Aujourd’hui, le Parti communiste chinois (PCC) a largement dépassé le régime oppressif de la vision d’Orwell, voici six programmes d’espionnage qui lui ont permit d’y parvenir.

1) « Big intelligence » ou la collecte du maximum de renseignements sur chaque citoyen
Le régime chinois espionne chacun de ses citoyens, y compris les hauts dirigeants du PCC. Il le fait grâce à un programme nommé « Big Intelligence » et qui est sous le contrôle du ministère de la Sécurité publique.

Le programme a été révélé en 2014, mais était à l’œuvre depuis près de dix ans déjà. L’ancien chef du Bureau de la Sécurité publique de Chongqing a déclaré sur les ondes de la radio Sound of Hope qu’avec « Big Intelligence », les autorités de Pékin pouvaient passer au crible les 1,3 milliard de Chinois en 12 minutes. Toutes les personnes recherchées dans le pays en 4 minutes et tous les permis de conduire de Chine en 3,5 minutes.

Le programme de surveillance « Big Intelligence » est un filet qui bat à plate couture la fiction « des télécrans » d’Orwell. Il regroupe les informations captées par les caméras de surveillance dans tout le pays, de celles des taxis à celles des coins des rues et des commerces. Il utilise ces données pour traquer les individus. La radio Sound of Hope a remarqué que le PCC avait installé des centaines de milliers de caméras de surveillance dans chaque ville. Rien que dans la ville de Chongqing, le système comptait en 2014, plus de 50 000 caméras de surveillance installées.

En octobre 2015, la police de Pékin annonçait que son réseau de caméras de surveillance était piloté par plus de 4 300 agents qui surveillaient « 100 % de la capitale ». Les dispositifs sont couramment utilisés pour traquer les croyants et les dissidents politiques.

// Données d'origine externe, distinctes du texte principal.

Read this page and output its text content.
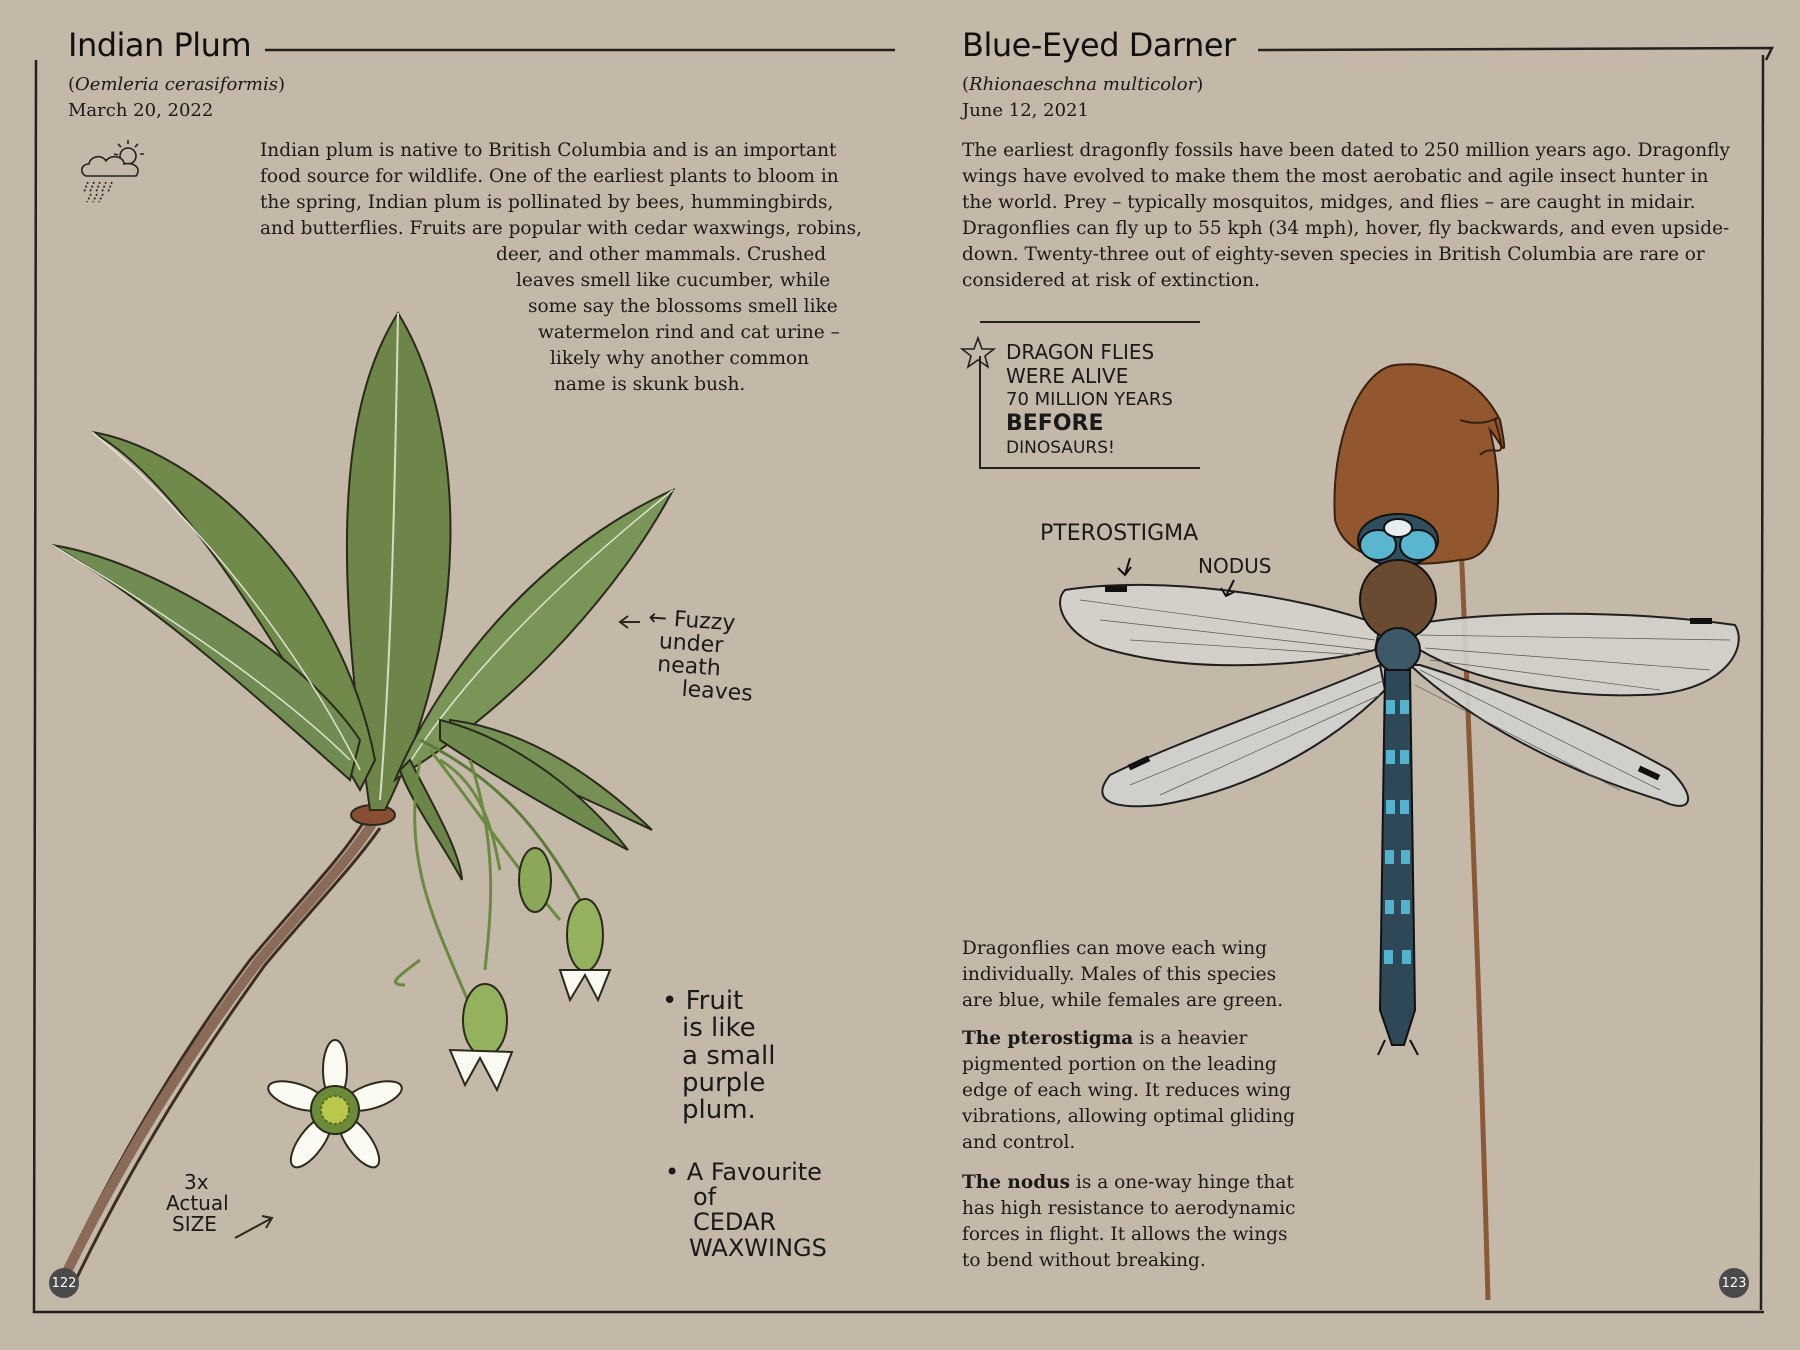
Indian Plum
(Oemleria cerasiformis)
March 20, 2022
Indian plum is native to British Columbia and is an important
food source for wildlife. One of the earliest plants to bloom in
the spring, Indian plum is pollinated by bees, hummingbirds,
and butterflies. Fruits are popular with cedar waxwings, robins,
deer, and other mammals. Crushed
leaves smell like cucumber, while
some say the blossoms smell like
watermelon rind and cat urine –
likely why another common
name is skunk bush.
← Fuzzy
under
neath
leaves
3x
Actual
SIZE
• Fruit
is like
a small
purple
plum.
• A Favourite
of
CEDAR
WAXWINGS
122
Blue-Eyed Darner
(Rhionaeschna multicolor)
June 12, 2021
The earliest dragonfly fossils have been dated to 250 million years ago. Dragonfly
wings have evolved to make them the most aerobatic and agile insect hunter in
the world. Prey – typically mosquitos, midges, and flies – are caught in midair.
Dragonflies can fly up to 55 kph (34 mph), hover, fly backwards, and even upside-
down. Twenty-three out of eighty-seven species in British Columbia are rare or
considered at risk of extinction.
DRAGON FLIES
WERE ALIVE
70 MILLION YEARS
BEFORE
DINOSAURS!
PTEROSTIGMA
NODUS

Dragonflies can move each wing individually. Males of this species are blue, while females are green.

The pterostigma is a heavier pigmented portion on the leading edge of each wing. It reduces wing vibrations, allowing optimal gliding and control.

The nodus is a one-way hinge that has high resistance to aerodynamic forces in flight. It allows the wings to bend without breaking.

123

2) Le « système du crédit social »
Que serait un régime autoritaire s’il ne poursuivait pas les citoyens se permettant une pensée indépendante ? Dans la vision d’Orwell, les citoyens sont persécutés pour « des délits d’opinion ». La situation est identique sous le joug du PCC, où même au sein de la plupart des grandes entreprises de hautes technologies, des accords internes interdisent « les pensées » et « les discours » qui remettent en question le PCC.

Mais avec son système de crédit social, le régime chinois va encore plus loin. Ce programme rassemble toutes les informations disponibles sur chaque citoyen chinois, qui se voit attribuer une note. Cette note peut impacter la capacité d’une personne à obtenir un emploi, un prêt bancaire ou faire un achat immobilier et fonctionne comme un outil favorisant l’autocensure.

Puisque le système de crédit social peut aussi dégrader la note d’une personne si celle-ci a un ami ou un membre de sa famille affublé d’une mauvaise note, cela crée un environnement où les amis et les membres de la famille ont tendance à conforter les politiques du PCC, les uns sur les autres.

En mai 2015, l’animateur de l’émission ‘China Uncensored’ Chris Chappell, a décrit le programme comme « une sorte de Yelp sauf qu’ici, au lieu que ce soit les clients d’un restaurant qui notent ce dernier, c’est le Parti communiste qui note chacune des 1,3 milliard de personnes qui vivent en Chine ».

3) Une cyber-police à la sauce chinoise
Si vous vivez dans un environnement sans liberté de pensée ni d’expression, vous pouvez généralement trouver du réconfort sur l’Internet – qui offre un certain niveau d’anonymat. En Chine, ce n’est absolument pas le cas.

Dans son classement 2015 de la liberté sur Internet comparant 65 pays à travers le monde, l’organisation indépendante Freedom House, a placé la Chine en bon dernier – bien derrière Cuba et même la Syrie.

Une des raisons de ce faible score tient aux agents du PCC qui épient les discussions en ligne, suppriment certains contenus et dénoncent les internautes aux autorités compétentes. Et ils emploient aussi un réseau massif d’environ 500 000 trolls Internet, connu sous le nom de « Armée des 50 cents », employée pour promouvoir et défendre la propagande en ligne du PCC au niveau mondial.